The Risk Register is a central place in the platform where your organisation records, scores, and tracks risks linked to a project. Each risk entry includes a clear description, a category (for example operational, financial, social, environmental), a probability and consequence rating, a risk score, a mitigation plan, an owner, and a review date. It gives leaders a single, up-to-date view of what could go wrong and what is being done about it.
The platform includes a Risk Register because effective projects are also about understanding and managing risk. In complex social and environmental contexts, there are always trade-offs and potential harms as well as benefits. The Risk Register helps you move beyond one-off compliance exercises and build an ongoing, intentional practice of risk management across your work.
Risks can be added in several ways:
• During Project Set Up, when you answer questions about issues such as conflict or political context.
• During Site Set Up, when you describe local realities such as tensions or access constraints.
• During Stakeholder Mapping, when you identify specific risks for each stakeholder group (for example women, youth, smallholders, local authorities).
• During Theory of Change, when stakeholders themselves highlight risks that could arise as they pursue desired changes.
• Directly in the Risk Register, whenever staff become aware of a new issue.
This means the register is fed from real project design, stakeholder insight, and ongoing learning, rather than sitting apart from day-to-day work.
The Risk Register is designed to make potential harm visible. As you map stakeholders and outcomes, the platform prompts you to consider how different groups could be negatively affected, and to record those risks explicitly. This is especially important where projects work with children, young people, or marginalised communities. By naming the risk, assigning an owner, and agreeing mitigation, organisations can move beyond good intentions and demonstrate a concrete safeguarding and “do no harm” approach.
Access to the Risk Register depends on user roles and permissions:
• Leadership and governance roles (for example executive teams, board members, senior managers) see the Risk Register and risk reports as part of their core view of the project.
• Project and MEL teams can add, edit, and update risks as they emerge from project set up, stakeholder work, field insight, and monitoring data.
• Field teams and community-facing staff may contribute to risk identification through consultation processes or surveys, with account managers supporting how that insight is captured.
This ensures that risk management is owned at leadership level, informed by practice, and not left to a single individual.
The platform allows you to set a review date for each risk, and you can choose a schedule that matches the level of exposure. Many organisations:
• Review high and critical risks quarterly or more often.
• Review medium and lower risks annually, or at key project milestones.
At each review, teams can update probability and consequence ratings, revise mitigation strategies, and change status (for example from open to monitoring or closed). This keeps the register alive and aligned with reality, rather than as a static document.
The current design focuses on structured identification, scoring, and tracking of risks.

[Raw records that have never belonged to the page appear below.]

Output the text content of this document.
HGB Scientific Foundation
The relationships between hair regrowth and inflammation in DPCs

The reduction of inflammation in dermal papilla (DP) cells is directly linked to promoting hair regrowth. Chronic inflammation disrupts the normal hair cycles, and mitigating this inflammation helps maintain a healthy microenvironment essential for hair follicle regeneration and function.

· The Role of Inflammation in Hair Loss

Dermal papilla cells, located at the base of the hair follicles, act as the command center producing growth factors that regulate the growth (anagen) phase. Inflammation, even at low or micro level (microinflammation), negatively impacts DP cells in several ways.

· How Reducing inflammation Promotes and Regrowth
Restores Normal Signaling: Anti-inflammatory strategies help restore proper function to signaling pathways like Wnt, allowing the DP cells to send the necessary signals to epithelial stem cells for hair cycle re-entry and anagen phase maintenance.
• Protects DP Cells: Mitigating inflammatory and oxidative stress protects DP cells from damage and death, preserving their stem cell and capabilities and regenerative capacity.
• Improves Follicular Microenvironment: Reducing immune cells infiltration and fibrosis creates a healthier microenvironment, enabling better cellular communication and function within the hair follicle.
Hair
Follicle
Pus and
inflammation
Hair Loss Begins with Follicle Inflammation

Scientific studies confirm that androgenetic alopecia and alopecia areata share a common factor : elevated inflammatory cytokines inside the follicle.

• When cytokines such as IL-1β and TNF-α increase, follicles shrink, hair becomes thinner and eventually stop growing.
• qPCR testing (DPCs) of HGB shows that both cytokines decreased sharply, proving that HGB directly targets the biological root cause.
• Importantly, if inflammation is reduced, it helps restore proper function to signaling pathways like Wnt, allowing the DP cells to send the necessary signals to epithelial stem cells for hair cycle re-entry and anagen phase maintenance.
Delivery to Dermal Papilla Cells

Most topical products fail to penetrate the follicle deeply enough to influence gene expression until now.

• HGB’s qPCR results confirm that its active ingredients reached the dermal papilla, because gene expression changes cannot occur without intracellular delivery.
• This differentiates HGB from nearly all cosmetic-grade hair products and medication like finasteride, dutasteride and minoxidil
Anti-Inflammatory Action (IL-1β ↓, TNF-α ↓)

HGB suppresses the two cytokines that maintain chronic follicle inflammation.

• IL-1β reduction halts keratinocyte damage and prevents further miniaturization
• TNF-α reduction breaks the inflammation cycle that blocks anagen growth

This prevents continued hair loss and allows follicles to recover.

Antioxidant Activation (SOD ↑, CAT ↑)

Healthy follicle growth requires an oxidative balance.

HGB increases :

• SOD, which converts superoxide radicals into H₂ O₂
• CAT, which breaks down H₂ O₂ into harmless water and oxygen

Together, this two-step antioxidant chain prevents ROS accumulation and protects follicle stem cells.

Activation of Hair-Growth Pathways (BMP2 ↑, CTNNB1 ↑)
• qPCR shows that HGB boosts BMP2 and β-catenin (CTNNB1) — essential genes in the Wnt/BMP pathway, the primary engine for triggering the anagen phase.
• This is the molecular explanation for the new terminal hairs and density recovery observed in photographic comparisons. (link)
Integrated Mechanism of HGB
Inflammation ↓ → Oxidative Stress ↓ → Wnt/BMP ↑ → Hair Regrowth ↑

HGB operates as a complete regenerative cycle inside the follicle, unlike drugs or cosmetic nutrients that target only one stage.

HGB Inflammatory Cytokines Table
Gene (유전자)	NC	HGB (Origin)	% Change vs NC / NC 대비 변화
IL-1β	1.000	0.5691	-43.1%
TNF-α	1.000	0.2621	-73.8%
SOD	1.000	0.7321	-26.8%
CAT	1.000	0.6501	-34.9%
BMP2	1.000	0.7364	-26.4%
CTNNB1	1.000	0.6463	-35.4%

Because risks are linked to stakeholders, projects, sites, and outcomes, they can also be connected to:
• Targeted surveys that explore whether anticipated risks are being experienced on the ground.
• Reporting and data visualisation, so leaders can see trends in risk exposure and mitigation over time.
• Future learning and AI-supported insights, where patterns in risks and responses across projects can inform better decision-making.
In other words, the register is the backbone of a broader risk-learning loop, rather than a stand-alone spreadsheet.
Yes. Many standards, investors, and boards expect evidence that organisations are actively identifying and managing risk, particularly in areas such as:
• Community and stakeholder impact
• Safeguarding and inclusion
• Governance and compliance
• Political, environmental, and financial exposure
The Risk Register and its reports provide a clear, auditable record of risks, owners, and mitigation. This supports conversations with certifiers, funders, and governance bodies, and shows that risk is being treated as part of strategy and accountability, not just as an afterthought.
Traditional risk logs are often static documents that are created for a proposal and rarely revisited. The platform is designed differently. It:
• Embeds risk prompts into everyday modules such as project set up, sites, stakeholders, and theory of change.
• Encourages both top-down and bottom-up risk insight, including from communities and field teams.
• Makes risk information visible in a form that leadership can use for real decisions, not just for reporting.
This shifts risk management from a one-off exercise to an integral part of how you design, deliver, and improve your work.